Les chercheurs ont également analysé cinq carcasses de grands requins blancs trouvées sur le rivage, quatre sans le foie riche en nutriments. et un avec un cœur enlevé aussi. Tous ont été blessés par le même couple d’épaulards, qui ont probablement tué plus de grands blancs, selon les chercheurs.
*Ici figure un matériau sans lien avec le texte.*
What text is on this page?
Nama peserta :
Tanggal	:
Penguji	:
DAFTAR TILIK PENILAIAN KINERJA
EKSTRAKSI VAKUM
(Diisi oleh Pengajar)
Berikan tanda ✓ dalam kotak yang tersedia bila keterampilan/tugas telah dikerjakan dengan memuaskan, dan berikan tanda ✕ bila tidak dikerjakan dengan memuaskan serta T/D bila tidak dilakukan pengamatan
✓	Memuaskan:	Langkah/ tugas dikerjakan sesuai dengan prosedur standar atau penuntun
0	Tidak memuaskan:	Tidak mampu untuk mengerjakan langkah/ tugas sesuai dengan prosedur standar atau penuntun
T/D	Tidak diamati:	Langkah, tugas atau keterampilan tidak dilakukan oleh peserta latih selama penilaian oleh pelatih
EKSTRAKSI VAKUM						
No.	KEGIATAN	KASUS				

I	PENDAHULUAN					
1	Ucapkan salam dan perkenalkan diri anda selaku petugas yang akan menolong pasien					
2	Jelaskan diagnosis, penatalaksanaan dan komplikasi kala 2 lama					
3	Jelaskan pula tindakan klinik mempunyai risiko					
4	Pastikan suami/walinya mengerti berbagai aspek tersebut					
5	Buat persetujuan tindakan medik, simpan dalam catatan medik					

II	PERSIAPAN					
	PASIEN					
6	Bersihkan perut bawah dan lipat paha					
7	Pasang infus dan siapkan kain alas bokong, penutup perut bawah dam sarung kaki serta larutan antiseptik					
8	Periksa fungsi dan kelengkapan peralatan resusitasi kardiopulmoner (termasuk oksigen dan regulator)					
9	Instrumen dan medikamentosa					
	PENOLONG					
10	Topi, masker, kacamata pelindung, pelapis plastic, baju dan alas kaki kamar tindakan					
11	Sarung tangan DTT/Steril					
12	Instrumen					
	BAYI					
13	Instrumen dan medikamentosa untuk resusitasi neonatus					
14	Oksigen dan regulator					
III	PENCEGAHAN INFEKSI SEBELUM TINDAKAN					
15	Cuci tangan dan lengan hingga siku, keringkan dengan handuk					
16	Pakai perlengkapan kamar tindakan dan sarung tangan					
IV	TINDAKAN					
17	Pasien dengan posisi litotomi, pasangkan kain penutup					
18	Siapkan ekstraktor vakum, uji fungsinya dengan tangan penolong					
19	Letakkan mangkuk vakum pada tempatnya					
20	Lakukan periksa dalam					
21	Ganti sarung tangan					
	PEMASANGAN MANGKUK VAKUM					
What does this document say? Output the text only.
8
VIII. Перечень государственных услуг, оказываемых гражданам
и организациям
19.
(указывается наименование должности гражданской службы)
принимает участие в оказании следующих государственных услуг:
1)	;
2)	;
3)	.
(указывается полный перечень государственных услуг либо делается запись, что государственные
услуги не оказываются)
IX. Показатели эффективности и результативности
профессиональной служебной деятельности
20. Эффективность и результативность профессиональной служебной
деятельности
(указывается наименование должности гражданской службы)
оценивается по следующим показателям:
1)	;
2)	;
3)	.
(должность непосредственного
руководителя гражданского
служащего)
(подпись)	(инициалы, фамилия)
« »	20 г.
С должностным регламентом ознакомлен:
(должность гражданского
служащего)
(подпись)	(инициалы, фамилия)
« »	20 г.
L’étude a suivi 14 grands blancs pendant cinq ans et demi et a découvert qu’ils avaient fui la région lorsque les épaulards étaient là. Les chercheurs pensent que le sentiment de peur des requins déclenche une migration de masse rapide et à long terme lorsqu’ils savent que le prédateur est présent.

« Au départ, à la suite d’une attaque d’épaulards sur Gansbaai, les grands requins blancs individuels n’apparaissaient pas pendant des semaines ou des mois », a déclaré l’auteur principal de l’étude, Alison Towner, biologiste senior des requins blancs au Dyer Island Conservation Trust. Communiqué de presse.

Towner pense qu’il s’agit d’un « évitement à grande échelle », similaire à la façon dont les chiens sauvages du Serengeti évitent certaines zones lorsque des lions sont présents.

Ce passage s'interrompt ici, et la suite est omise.